Alexi Macias of Port St. Lucie, Florida, an Inter Miami season holder and diehard Argentina fan, wore a Lionel Messi hat, shirt, mask and tattoo on his left calf, and carried a Messi cell phone case to the Copa America opener vs. Canada at Mercedes-Benz Stadium in Atlanta on June 20, 2024.
Alexi Macias of Port St. Lucie, Florida, an Inter Miami season holder and diehard Argentina fan, wore a Lionel Messi hat, shirt, mask and tattoo on his left calf, and carried a Messi cell phone case to the Copa America opener vs. Canada at Mercedes-Benz Stadium in Atlanta on June 20, 2024.

When a video of Messi walking into the stadium was displayed on the giant stadium screens, the place erupted in “Messi! Messi!” chants. And when the Argentina players ran onto the field for warmups, the roar was deafening. Canada’s team was greeted by jeers.

But it didn’t take long for the Canadians to quiet the crowd as they made life difficult for the heavily favored Argentines. Although Argentina possessed the ball 66 percent of the first half, there were no goals to show for it. Canada could have taken a lead just before halftime, but Stephen Eustaquio’s header was saved by Argentine goalkeeper Emi Martinez.

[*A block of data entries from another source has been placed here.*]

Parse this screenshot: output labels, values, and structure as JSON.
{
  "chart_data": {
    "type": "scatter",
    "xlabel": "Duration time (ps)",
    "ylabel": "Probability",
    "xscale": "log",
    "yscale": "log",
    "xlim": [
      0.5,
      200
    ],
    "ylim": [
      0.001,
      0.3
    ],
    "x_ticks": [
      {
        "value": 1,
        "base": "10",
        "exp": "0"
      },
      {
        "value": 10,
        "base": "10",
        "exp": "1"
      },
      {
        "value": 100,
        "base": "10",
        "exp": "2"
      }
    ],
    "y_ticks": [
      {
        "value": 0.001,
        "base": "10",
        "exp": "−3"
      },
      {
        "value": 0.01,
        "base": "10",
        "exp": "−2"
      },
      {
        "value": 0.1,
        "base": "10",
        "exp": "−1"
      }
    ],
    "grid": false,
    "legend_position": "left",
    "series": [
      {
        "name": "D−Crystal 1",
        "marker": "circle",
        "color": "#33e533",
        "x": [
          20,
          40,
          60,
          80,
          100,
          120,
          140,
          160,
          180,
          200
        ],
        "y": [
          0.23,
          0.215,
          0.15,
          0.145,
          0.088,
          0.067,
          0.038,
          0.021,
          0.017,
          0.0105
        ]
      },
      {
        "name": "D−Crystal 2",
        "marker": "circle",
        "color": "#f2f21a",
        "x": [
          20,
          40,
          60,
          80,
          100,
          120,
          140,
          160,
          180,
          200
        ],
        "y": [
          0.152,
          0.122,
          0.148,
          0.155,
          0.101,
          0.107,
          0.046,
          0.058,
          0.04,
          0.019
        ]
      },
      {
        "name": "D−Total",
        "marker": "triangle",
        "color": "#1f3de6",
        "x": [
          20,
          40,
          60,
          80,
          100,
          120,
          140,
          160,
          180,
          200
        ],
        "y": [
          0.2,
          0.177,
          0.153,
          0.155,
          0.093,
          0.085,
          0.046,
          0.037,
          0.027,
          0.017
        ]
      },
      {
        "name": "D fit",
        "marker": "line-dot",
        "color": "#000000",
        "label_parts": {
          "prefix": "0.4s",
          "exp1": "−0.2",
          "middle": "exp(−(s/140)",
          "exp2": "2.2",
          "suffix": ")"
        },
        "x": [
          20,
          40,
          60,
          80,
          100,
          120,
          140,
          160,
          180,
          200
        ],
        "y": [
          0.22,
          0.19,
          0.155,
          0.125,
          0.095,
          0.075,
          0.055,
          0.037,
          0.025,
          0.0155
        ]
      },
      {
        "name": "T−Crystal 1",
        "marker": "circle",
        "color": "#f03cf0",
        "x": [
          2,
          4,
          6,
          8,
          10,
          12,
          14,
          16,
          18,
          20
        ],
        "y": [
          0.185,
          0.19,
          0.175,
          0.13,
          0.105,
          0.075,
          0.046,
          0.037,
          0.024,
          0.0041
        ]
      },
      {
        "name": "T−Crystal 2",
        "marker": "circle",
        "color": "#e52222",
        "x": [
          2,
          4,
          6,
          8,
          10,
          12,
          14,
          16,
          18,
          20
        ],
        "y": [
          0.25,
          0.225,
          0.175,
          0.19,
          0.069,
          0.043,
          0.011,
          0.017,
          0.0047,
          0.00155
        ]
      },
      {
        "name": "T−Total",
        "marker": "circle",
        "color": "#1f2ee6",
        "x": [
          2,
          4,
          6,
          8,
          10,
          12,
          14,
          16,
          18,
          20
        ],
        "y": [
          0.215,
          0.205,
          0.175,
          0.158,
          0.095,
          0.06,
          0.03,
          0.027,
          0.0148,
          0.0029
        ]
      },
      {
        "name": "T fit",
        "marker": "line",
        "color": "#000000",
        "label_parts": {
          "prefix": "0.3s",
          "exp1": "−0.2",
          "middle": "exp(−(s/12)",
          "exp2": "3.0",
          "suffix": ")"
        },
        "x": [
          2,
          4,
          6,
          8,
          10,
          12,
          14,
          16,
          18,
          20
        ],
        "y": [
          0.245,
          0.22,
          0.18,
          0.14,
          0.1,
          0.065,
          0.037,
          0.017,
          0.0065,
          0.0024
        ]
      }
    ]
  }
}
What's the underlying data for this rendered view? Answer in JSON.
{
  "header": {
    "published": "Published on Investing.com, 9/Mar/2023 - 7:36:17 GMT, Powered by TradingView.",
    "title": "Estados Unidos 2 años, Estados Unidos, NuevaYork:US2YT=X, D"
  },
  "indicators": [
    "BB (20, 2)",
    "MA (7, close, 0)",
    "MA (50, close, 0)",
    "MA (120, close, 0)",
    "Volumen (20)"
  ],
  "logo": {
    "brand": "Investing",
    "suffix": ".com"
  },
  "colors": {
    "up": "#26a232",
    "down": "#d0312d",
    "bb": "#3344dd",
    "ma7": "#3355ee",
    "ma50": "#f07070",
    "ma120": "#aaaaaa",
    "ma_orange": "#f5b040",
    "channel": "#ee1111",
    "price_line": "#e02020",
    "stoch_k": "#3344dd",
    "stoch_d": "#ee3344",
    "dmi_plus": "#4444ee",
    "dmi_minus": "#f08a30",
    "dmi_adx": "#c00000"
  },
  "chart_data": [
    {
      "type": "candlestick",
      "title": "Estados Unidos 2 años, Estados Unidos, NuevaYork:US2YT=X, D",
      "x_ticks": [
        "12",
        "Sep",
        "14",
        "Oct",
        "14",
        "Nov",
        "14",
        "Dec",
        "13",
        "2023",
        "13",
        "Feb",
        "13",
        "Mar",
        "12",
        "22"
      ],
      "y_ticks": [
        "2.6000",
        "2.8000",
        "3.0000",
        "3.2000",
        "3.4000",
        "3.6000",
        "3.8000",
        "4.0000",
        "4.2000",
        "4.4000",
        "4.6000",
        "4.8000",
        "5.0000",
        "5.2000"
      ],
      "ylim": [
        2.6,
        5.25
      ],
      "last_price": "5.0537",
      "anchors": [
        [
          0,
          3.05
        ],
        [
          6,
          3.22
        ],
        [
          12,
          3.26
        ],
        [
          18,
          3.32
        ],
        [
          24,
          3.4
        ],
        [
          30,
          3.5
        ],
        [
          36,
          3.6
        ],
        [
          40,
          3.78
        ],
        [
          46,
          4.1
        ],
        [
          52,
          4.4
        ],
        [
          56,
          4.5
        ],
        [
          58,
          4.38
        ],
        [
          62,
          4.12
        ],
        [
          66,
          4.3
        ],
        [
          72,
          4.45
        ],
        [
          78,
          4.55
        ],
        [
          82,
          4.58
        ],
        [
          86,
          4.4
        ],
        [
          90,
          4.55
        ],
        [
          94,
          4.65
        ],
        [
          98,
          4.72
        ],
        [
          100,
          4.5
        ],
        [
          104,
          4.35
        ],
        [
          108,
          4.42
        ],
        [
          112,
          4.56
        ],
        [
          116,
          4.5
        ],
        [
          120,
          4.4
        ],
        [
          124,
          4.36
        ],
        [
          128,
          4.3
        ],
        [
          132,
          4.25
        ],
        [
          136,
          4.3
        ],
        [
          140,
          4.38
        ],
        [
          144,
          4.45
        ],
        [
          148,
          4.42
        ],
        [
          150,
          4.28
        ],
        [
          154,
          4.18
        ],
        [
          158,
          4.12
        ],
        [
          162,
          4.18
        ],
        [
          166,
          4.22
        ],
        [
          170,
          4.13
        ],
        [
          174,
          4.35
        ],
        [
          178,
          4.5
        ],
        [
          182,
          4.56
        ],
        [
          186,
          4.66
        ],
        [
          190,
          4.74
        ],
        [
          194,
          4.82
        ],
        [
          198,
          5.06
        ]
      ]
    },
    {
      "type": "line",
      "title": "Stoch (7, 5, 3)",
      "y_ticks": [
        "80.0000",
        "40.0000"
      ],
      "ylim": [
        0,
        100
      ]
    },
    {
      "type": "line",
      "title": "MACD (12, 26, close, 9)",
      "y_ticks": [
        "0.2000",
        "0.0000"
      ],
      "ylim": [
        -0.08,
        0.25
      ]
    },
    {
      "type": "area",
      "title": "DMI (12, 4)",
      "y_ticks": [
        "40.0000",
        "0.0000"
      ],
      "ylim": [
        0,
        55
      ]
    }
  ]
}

“We had a good performance, made it very difficult for Argentina, and could have had the lead,” Marsch said. “We learned we can play with these teams. We let this game slip away from us when we had certain things in control.”

There was no question Messi, the team captain, would be in the starting lineup, which he was. Argentina’s biggest questions, considering its loaded roster, were who would start in midfield and at the No. 9.

Coach Lionel Scaloni went with Leandro Paredes of Roma over Gio Lo Celso of Tottenham Hotspur and Julian Alvarez of Manchester City over Lautaro Martinez of Inter Milan.

Argentina’s starting XI were: Emiliano Martinez, Marcos Acuna, Cristian Romero, LisandroMartinez, Nahuel Molina, Paredes, Rodrigo De Paul, Alexis Mac Allister, Angel Di Maria, Messi, and Alvarez

Canada’s starting lineup had no surprises: Maxime Crepeau, Alphonso Davies, Derek Cornelius, Moise Bombito, Allistair Johnston, Liam Millar, Stephen Eustaquio, Ismael Kone, Tajon Buchanan, Cyle Larin, and Jonathan David.

Argentina has played in three of the past four Copa America finals, losing to Chile in 2015 and 2016 in penalty kicks, and finishing third place in 2019, before beating Brazil in 2021 for the title. A year later, they added the World Cup trophy to their collection.

Argentina’s next game is June 25 against Chile at Met Life Stadium in East Rutherford, New Jersey, and then they play Peru June 29 at Hard Rock Stadium in Miami Gardens.